Let’s first look at the structure. Ostensibly, this book is divided into a number of sections, each purporting to deal with a certain aspect of travel. From expectations (ultimately disappointed), through liminal places, and ultimately in a kind of full circle back to sitting at home and thinking about travel, we get what appears to be a journey of sorts encoded into the book. More careful consideration, however, reveals that what we’re looking at is quite possibly a structure which is mimetic of the ‘seven ages of man’, with a kind of reflective addendum at the end. Over and above this apparent resonance, the fact of the careful parsing or segmentation of each distinct sub-idea related to travel is reminiscent of philosophical treatises from The Enlightenment onwards. These aspects, combined with a general lack of travel anecdotes, should provide us with our first and most convincing clues that this is not a book about travel, or art.

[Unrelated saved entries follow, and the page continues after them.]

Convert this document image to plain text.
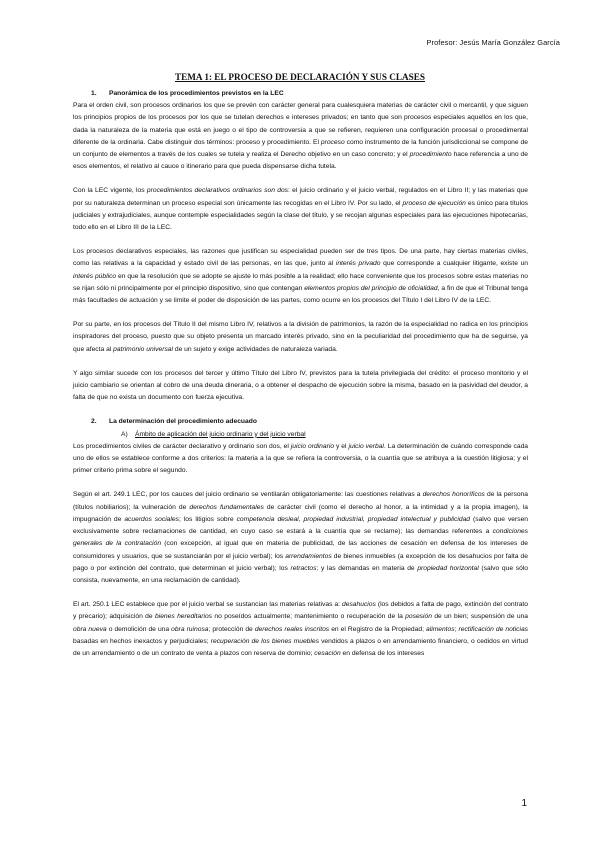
Profesor: Jesús María González García
TEMA 1: EL PROCESO DE DECLARACIÓN Y SUS CLASES
1. Panorámica de los procedimientos previstos en la LEC

Para el orden civil, son procesos ordinarios los que se prevén con carácter general para cualesquiera materias de carácter civil o mercantil, y que siguen los principios propios de los procesos por los que se tutelan derechos e intereses privados; en tanto que son procesos especiales aquellos en los que, dada la naturaleza de la materia que está en juego o el tipo de controversia a que se refieren, requieren una configuración procesal o procedimental diferente de la ordinaria. Cabe distinguir dos términos: proceso y procedimiento. El proceso como instrumento de la función jurisdiccional se compone de un conjunto de elementos a través de los cuales se tutela y realiza el Derecho objetivo en un caso concreto; y el procedimiento hace referencia a uno de esos elementos, el relativo al cauce o itinerario para que pueda dispensarse dicha tutela.

Con la LEC vigente, los procedimientos declarativos ordinarios son dos: el juicio ordinario y el juicio verbal, regulados en el Libro II; y las materias que por su naturaleza determinan un proceso especial son únicamente las recogidas en el Libro IV. Por su lado, el proceso de ejecución es único para títulos judiciales y extrajudiciales, aunque contemple especialidades según la clase del título, y se recojan algunas especiales para las ejecuciones hipotecarias, todo ello en el Libro III de la LEC.

Los procesos declarativos especiales, las razones que justifican su especialidad pueden ser de tres tipos. De una parte, hay ciertas materias civiles, como las relativas a la capacidad y estado civil de las personas, en las que, junto al interés privado que corresponde a cualquier litigante, existe un interés público en que la resolución que se adopte se ajuste lo más posible a la realidad; ello hace conveniente que los procesos sobre estas materias no se rijan sólo ni principalmente por el principio dispositivo, sino que contengan elementos propios del principio de oficialidad, a fin de que el Tribunal tenga más facultades de actuación y se limite el poder de disposición de las partes, como ocurre en los procesos del Título I del Libro IV de la LEC.

Por su parte, en los procesos del Título II del mismo Libro IV, relativos a la división de patrimonios, la razón de la especialidad no radica en los principios inspiradores del proceso, puesto que su objeto presenta un marcado interés privado, sino en la peculiaridad del procedimiento que ha de seguirse, ya que afecta al patrimonio universal de un sujeto y exige actividades de naturaleza variada.

Y algo similar sucede con los procesos del tercer y último Título del Libro IV, previstos para la tutela privilegiada del crédito: el proceso monitorio y el juicio cambiario se orientan al cobro de una deuda dineraria, o a obtener el despacho de ejecución sobre la misma, basado en la pasividad del deudor, a falta de que no exista un documento con fuerza ejecutiva.

2. La determinación del procedimiento adecuado
A) Ámbito de aplicación del juicio ordinario y del juicio verbal

Los procedimientos civiles de carácter declarativo y ordinario son dos, el juicio ordinario y el juicio verbal. La determinación de cuándo corresponde cada uno de ellos se establece conforme a dos criterios: la materia a la que se refiera la controversia, o la cuantía que se atribuya a la cuestión litigiosa; y el primer criterio prima sobre el segundo.

Según el art. 249.1 LEC, por los cauces del juicio ordinario se ventilarán obligatoriamente: las cuestiones relativas a derechos honoríficos de la persona (títulos nobiliarios); la vulneración de derechos fundamentales de carácter civil (como el derecho al honor, a la intimidad y a la propia imagen), la impugnación de acuerdos sociales; los litigios sobre competencia desleal, propiedad industrial, propiedad intelectual y publicidad (salvo que versen exclusivamente sobre reclamaciones de cantidad, en cuyo caso se estará a la cuantía que se reclame); las demandas referentes a condiciones generales de la contratación (con excepción, al igual que en materia de publicidad, de las acciones de cesación en defensa de los intereses de consumidores y usuarios, que se sustanciarán por el juicio verbal); los arrendamientos de bienes inmuebles (a excepción de los desahucios por falta de pago o por extinción del contrato, que determinan el juicio verbal); los retractos; y las demandas en materia de propiedad horizontal (salvo que sólo consista, nuevamente, en una reclamación de cantidad).

El art. 250.1 LEC establece que por el juicio verbal se sustancian las materias relativas a: desahucios (los debidos a falta de pago, extinción del contrato y precario); adquisición de bienes hereditarios no poseídos actualmente; mantenimiento o recuperación de la posesión de un bien; suspensión de una obra nueva o demolición de una obra ruinosa; protección de derechos reales inscritos en el Registro de la Propiedad; alimentos; rectificación de noticias basadas en hechos inexactos y perjudiciales; recuperación de los bienes muebles vendidos a plazos o en arrendamiento financiero, o cedidos en virtud de un arrendamiento o de un contrato de venta a plazos con reserva de dominio; cesación en defensa de los intereses

1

When we look at the content also, we can see a general trend moving from the human to the divine. We begin with individual imaginings of the exotic with Botton himself, Des Esseintes, Baudelaire, Flaubert, et al, through to more complex understandings of the sublime and of beauty with Humboldt, Ruskin, and Van Gogh. Inserted somewhat weirdly before Wordsworth and other Romantic pursuers of the sublime is a consideration of The Book of Job, dealing with the problem of evil, before the whole thing tails back full circle to De Maistre and his semi-ironic explorations of his bedroom. The real journey here is a mental one. From Des Esseintes, incapable of leaving his native land owing to being a useless effete sack of human garbage, right through to De Maistre, capable of finding wonder behind his own couch, we can see that the book tracks a progress not through geography, but through philosophy.
This is consistent with contextual understandings of what Botton is actually about. He is known the world over as a ‘pop philosopher’, i.e., someone who reduces and simplifies philosophical work with the intention of making it accessible and usable to all. Leaving aside controversies around whether or not he should be taken to task for failing to credit the work he has so shamelessly ripped off, understanding that this is his overall mission is key to understanding this work within the framework of critical appreciation. Alain de Botton’s overarching thesis is as simple as it is saccharine. Put simply, he posits that since so much of the landscape of our reality is ‘made’ by the process of observing it, then we should therefore take control of this ‘making’ by being consciously and deliberately alive to the wonder and majesty of the world around us. He argues that consciousness and reality are in fact a mutually performative nexus, in that they create each other, and that control of this nexus is the key to achieving eudaimonea, or human flourishing.
Taken from this point of view, Botton’s mode of representation makes a whole lot more sense. His use of guides and images isn’t random, but are rather appeals to authority culminating in Ruskin and Van Gogh, the two great visionaries of that process of interacting with and interpreting reality. He presents, in logical form, a progress from the raw instinctive cycle of imaginings of the ideal leading to disappointment, to the high cultivated Epicureanism of actively seeking enjoyment and grace through interaction with the landscape. And he signposts this by referencing people who he feels represent major surges of development in the awareness and manipulation of that relationship between the individual consciousness and reality. Which is all a fancy way of saying that the book proposes that ‘life is a journey’, and that the best way to undertake it is with as full as possible an awareness of the beauty and wonder which can be observed along the way.